Helen remembers the nights when her mum wouldn’t come home until the early morning, wake up a few hours later and go straight back to it, Helen is forever grateful her aunt stepped in and helped put an end to Sue’s problem.
“Some nights I’d lie awake waiting for her,” Helen says. “Some nights she wouldn’t come home…I remember crying a lot in my grandma’s arms wanting my mum.”
Now there is no need to leave the comfort of home. With online gambling it is no longer necessary to visit a venue.
Simulated gambling games imitate many of the core characteristics of gambling, such as the look, sound and actions without necessarily providing an opportunity to bet, win or lose real money. The Interactive Gambling Act, passed in 2001, makes offering and advertising real-money online interactive gambling services illegal. This includes online poker, online casino games and betting during a sporting event.
However, some simulated gambling and casino online games enable users to purchase credits or virtual currency with their actual money via PayPal and their credit cards.
Sue has fallen into the trap repeatedly. “I think I’ve cut back a lot from what I use to spend when I first got heavily involved with gambling,” she says. “I stopped for years but now my children are grown up, I haven’t got anything to do”.
A clinical psychologist and senior lecturer at the Centre for Gambling Education and Research, Sally Gainsbury believes the convenience of online mobile gambling can be too convenient.
In a 2015 study, ‘Virtual addictions: An examination of problematic social casino game use among at-risk gamblers’, Gainsbury estimates that Australians spend approximately 3 per cent of their income on online gambling a year, a third of Australian adults and just over a fifth of Australian adolescents play social online gambling games each year.
Some research suggests females are more likely than males to play social gambling games and the average online social gambling gambler is in their early 40s .
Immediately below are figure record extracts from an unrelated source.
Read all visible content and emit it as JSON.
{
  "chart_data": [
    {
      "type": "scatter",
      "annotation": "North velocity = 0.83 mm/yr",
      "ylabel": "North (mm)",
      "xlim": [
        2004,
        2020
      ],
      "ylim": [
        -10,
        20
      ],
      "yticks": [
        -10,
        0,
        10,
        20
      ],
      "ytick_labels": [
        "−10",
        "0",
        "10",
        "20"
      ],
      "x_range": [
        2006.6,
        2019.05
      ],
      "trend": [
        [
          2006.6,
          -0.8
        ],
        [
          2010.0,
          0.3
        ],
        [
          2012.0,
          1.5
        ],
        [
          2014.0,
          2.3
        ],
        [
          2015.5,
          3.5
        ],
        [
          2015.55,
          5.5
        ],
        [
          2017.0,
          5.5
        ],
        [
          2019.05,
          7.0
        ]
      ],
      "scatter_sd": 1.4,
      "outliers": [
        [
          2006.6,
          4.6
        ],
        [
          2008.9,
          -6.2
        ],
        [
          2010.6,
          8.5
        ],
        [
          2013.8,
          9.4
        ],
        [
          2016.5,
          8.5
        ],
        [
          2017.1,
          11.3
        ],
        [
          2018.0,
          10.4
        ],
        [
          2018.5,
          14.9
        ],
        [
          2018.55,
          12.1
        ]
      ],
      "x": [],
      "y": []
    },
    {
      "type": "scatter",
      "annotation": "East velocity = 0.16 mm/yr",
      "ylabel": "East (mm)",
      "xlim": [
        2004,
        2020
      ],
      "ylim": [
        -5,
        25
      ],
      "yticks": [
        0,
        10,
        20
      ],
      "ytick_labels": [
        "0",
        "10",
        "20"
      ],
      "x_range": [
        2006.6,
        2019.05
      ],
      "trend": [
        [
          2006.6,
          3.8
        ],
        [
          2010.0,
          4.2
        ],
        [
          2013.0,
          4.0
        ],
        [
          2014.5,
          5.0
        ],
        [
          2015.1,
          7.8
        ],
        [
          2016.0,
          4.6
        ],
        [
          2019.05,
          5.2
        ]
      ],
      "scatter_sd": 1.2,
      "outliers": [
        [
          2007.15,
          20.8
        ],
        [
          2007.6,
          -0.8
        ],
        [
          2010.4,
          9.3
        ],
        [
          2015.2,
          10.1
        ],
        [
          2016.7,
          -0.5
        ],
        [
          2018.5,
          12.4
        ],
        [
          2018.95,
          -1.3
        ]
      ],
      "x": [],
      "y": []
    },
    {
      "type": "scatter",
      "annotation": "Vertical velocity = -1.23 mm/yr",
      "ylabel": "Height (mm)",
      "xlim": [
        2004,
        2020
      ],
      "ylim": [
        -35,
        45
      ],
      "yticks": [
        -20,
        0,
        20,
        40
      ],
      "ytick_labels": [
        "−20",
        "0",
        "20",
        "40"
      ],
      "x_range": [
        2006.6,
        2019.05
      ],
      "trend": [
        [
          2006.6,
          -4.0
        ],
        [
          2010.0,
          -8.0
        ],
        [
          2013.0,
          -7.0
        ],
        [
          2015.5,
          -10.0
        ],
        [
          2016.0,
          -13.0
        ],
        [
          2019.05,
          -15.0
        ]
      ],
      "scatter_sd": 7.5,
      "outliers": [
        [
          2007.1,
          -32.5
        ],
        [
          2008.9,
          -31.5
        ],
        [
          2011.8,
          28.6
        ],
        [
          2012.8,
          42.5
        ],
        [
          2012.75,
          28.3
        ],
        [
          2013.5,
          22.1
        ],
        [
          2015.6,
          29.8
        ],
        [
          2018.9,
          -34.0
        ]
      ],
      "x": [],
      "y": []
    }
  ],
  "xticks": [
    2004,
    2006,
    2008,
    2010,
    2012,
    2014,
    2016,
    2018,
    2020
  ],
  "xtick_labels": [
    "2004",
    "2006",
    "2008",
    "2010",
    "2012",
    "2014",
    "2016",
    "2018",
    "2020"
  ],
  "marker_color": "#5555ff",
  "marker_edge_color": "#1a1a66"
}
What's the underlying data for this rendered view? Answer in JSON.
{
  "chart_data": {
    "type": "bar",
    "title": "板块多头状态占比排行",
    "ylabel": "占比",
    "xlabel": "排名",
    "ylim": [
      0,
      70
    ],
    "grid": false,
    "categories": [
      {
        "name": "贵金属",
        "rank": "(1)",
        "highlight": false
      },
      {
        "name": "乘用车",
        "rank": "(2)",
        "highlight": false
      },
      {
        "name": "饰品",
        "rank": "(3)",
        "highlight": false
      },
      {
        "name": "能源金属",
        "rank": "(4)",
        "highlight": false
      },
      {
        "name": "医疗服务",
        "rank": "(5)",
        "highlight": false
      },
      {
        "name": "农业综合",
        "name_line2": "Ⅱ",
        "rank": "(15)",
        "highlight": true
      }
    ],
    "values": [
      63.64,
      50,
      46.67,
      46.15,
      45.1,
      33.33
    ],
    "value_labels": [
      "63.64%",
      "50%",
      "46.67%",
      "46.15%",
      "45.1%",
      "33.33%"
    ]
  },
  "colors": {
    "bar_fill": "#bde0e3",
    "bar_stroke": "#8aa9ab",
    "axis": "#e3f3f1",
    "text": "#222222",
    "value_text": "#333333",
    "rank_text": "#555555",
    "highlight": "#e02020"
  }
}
“Mobile devices are fantastic devices that are convenient, but when it comes to things like accessing online gambling applications, it’s almost too easy for people to access and consume, making it much easier for reformed gamblers to revisit old habits,” Gainsbury says.
There are many ways someone suffering gambling addiction can help themselves as well as their family’s help with the aid of online websites such as responsiblegambling.vic.gov.au and seeking out help from councillors. Steven Dupon, a specialist in the rise of gambling an online gambling believes the help starts at home.
“Someone addicted to gambling at home need support from their family. Changing a suffering family member’s habits is as easy as reducing limits on bank cards and transfers from bank accounts, as well as set a spending or deposit limit for their online gambling accounts… it may come to the use of softwares that block gambling sites,” said Mr Dupon.
Sue’s daughter Helen fears that she might have to download software that potentially blocks online gambling games from her mum’s computer.
“I never expected to have to do this to a grown lady,” Helen says. “I’d expect to do something similar for my 5 year old son but not my own mum… I just want to help her get through this again.”
*Names have been changed in this report.